SPMは、University College Londonで開発されている、fMRIデータなどを解析するためのソフトウェアです。GUIベースで操作が簡単です。基本的にMatlab上で動作するため、Matlabを購入する必要があります。いまのところ、Octave上では完全には動作しないようです。Standalone版もあって無料で使えますが、Toolboxを追加できないなどの制約があります。
データ解析
以下では、SPM12を使って解析する方法について簡単に説明します。
準備
取得した画像のDICOMデータを、DICOM importを使ってSPMが読み込める形式に変換します。または、dcm2niixを用いてnii(nifti形式)ファイルに変換します。例えば、以下のようにコマンドラインから入力します。dcm2niixはMRIcroNやMRIcroGLに付属していますが、MRIcroGLに付属している新しいバージョンを使うことをおすすめします。とくにシーメンスのSyngo MR XA30をお使いの場合は、最新版のdcm2niixをお使いください。
> dcm2niix -z n -f %d -o Outputfolder DICOMfolder
前処理
以下の順番で、前処理を行っていきます。
1. Display 構造画像と機能画像をそれぞれ表示して、画像の原点をACに合わせる。
2. Slicetiming 機能画像のスライスの撮像時刻を調整する。SPMに入力するときは、jsonファイルのSliceTimingをコピペすることができます。
3. Realignment 機能画像の位置を合わせる。私は最初のセッションの最初の画像に合わせています。
(SPMの処理ではないのですが、ここでFSLのTopupを使って、歪み補正を行うことをおすすめします。)
4. Coregistration 機能画像と構造画像を合わせる。
5. Segmentation 構造画像を組織ごとの画像に分割する。Coregistration後の構造画像を指定します。
6. Normalization 構造画像と機能画像をMNI標準脳に合わせる。
7. Smooting 機能画像に空間平滑化処理をする。
統計解析
1. First level specification 個人データの統計解析内容を決定する。
2. First level estimation 個人データの統計解析を実施する。
3. Second level specification グループの統計解析内容を決定する。
4. Second level estimation グループの統計解析を実施する。
5. Results 解析結果を表示する。
追加Toolbox
SPMに初期設定で付いているToolbox以外にも、たくさんのToolboxがあって、追加することができます。私が主に使用しているのは以下のようなものです。

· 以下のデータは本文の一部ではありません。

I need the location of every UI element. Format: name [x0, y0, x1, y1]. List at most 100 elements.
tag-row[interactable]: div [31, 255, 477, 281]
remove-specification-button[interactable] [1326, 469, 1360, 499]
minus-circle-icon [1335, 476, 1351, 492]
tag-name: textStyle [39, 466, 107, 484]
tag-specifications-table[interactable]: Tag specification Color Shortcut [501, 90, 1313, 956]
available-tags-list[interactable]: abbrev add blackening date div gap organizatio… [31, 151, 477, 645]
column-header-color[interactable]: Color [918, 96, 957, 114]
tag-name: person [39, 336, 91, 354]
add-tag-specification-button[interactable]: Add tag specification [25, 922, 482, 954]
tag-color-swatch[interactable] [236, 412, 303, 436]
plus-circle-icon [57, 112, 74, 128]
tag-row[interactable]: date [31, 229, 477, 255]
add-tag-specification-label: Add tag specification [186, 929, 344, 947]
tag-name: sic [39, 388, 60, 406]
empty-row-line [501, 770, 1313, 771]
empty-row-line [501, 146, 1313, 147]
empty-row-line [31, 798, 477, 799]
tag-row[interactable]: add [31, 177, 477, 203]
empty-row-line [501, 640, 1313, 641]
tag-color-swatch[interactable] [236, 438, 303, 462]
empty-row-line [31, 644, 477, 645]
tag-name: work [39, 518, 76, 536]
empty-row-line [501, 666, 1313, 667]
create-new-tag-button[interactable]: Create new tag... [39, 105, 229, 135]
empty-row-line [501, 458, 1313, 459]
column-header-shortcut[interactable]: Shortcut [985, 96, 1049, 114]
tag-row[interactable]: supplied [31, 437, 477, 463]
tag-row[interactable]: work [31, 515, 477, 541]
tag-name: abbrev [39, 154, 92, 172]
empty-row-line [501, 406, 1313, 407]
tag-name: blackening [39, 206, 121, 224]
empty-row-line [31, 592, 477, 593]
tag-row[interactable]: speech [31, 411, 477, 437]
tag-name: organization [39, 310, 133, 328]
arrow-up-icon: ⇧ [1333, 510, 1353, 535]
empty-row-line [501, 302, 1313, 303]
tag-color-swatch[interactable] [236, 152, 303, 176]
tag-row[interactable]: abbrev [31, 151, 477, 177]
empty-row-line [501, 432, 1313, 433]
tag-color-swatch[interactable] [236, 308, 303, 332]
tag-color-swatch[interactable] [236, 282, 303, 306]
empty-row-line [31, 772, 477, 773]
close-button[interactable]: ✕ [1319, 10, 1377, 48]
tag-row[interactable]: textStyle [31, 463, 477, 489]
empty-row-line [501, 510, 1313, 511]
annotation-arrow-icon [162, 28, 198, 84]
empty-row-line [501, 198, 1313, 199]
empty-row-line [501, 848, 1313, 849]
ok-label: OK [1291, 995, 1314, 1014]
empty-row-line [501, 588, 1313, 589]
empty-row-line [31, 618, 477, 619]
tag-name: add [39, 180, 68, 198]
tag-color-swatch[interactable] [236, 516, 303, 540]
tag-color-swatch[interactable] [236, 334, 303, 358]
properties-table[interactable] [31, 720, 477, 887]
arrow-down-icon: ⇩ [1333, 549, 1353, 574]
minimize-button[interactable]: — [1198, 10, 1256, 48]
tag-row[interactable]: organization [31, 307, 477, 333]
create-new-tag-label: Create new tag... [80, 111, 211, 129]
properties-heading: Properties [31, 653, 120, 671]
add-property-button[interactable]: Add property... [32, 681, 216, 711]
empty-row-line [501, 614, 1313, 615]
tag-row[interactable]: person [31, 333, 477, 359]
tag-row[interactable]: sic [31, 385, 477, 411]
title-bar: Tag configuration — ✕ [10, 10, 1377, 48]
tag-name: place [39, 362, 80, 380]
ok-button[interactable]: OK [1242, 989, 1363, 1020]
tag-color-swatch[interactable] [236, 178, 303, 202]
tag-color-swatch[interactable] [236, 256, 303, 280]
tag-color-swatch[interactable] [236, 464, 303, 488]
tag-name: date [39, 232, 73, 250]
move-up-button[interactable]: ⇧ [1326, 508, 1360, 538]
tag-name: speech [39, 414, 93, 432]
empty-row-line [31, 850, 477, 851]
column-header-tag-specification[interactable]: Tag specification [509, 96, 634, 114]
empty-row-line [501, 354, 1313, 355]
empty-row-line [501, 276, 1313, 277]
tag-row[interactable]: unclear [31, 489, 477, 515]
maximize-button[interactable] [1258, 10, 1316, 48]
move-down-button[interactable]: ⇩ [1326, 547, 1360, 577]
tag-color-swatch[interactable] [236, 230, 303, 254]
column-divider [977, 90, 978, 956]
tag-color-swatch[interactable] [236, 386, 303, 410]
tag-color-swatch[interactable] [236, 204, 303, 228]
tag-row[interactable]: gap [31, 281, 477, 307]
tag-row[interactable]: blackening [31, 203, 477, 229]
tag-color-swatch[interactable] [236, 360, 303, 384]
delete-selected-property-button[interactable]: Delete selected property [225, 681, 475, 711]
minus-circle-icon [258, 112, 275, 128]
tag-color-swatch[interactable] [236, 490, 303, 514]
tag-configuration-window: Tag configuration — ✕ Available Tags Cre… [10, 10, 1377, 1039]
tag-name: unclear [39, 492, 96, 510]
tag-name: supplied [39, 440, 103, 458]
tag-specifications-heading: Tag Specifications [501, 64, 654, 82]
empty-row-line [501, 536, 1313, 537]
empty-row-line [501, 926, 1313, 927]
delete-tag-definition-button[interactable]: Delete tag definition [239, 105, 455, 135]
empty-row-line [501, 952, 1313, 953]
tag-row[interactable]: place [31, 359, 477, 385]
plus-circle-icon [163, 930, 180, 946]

SPM anatomy toolbox、Anatomical Automated Labeling:観測された脳活動が含む領野を調べたり、特定の座標がどの領野に含まれるかを調べたりすることができます。
MarsBaR:Region of Interest (ROI)解析をするためのtoolboxです。特定の領域から、GLMのbeta estimatesや% signal changeを取り出すことや、% signal changeの時系列を調べることができます。
gPPI:機能的結合を調べることができます。gPPIはgeneralized psychophysiological interactionの略で、設定した領域から実験条件によって機能的結合が異なる脳領域を調べます。
TIPS
ファイルのパスの変更
解析に使用しているコンピュータを移動すると、ファイル指定のパスが合わずに、解析の続きできなくなることがあります。このようなときは、spm_changepathという関数を使って、パスの内容を変更することができます。
SPMの解析結果をHuman Connectome Projectのwb_viewで脳表面に表示
spmT_0001.niiを対象画像として、Conte69の左半球に表示する方法です。以下のコマンドを使って、func.giiというGIFTI形式のファイルを作成します。
> wb_command -volume-to-surface-mapping spmT_0001.nii Conte69.L.midthickness.32k_fs_LR.surf.gii spmT_0001.L.func.gii -ribbon-constrained Conte69.L.white.32k_fs_LR.surf.gii Conte69.L.pial.32k_fs_LR.surf.gii
wb_viewでConte69のspecファイルまたはConte69.L.midthickness.32k_fs_LR.surf.giiを開いて、次にspmT_0001.L.func.giiを開きます。Overlay toolboxでspmT_0001.L.func.giiにチェックを入れるとT値のマップが表示できます。右半球も同様に行うと、両半球のT値のマップを表示できます。
※Conte69のspecファイルなどの画像データ群はMidnight Scan Clubのgithubなどからダウンロードできます。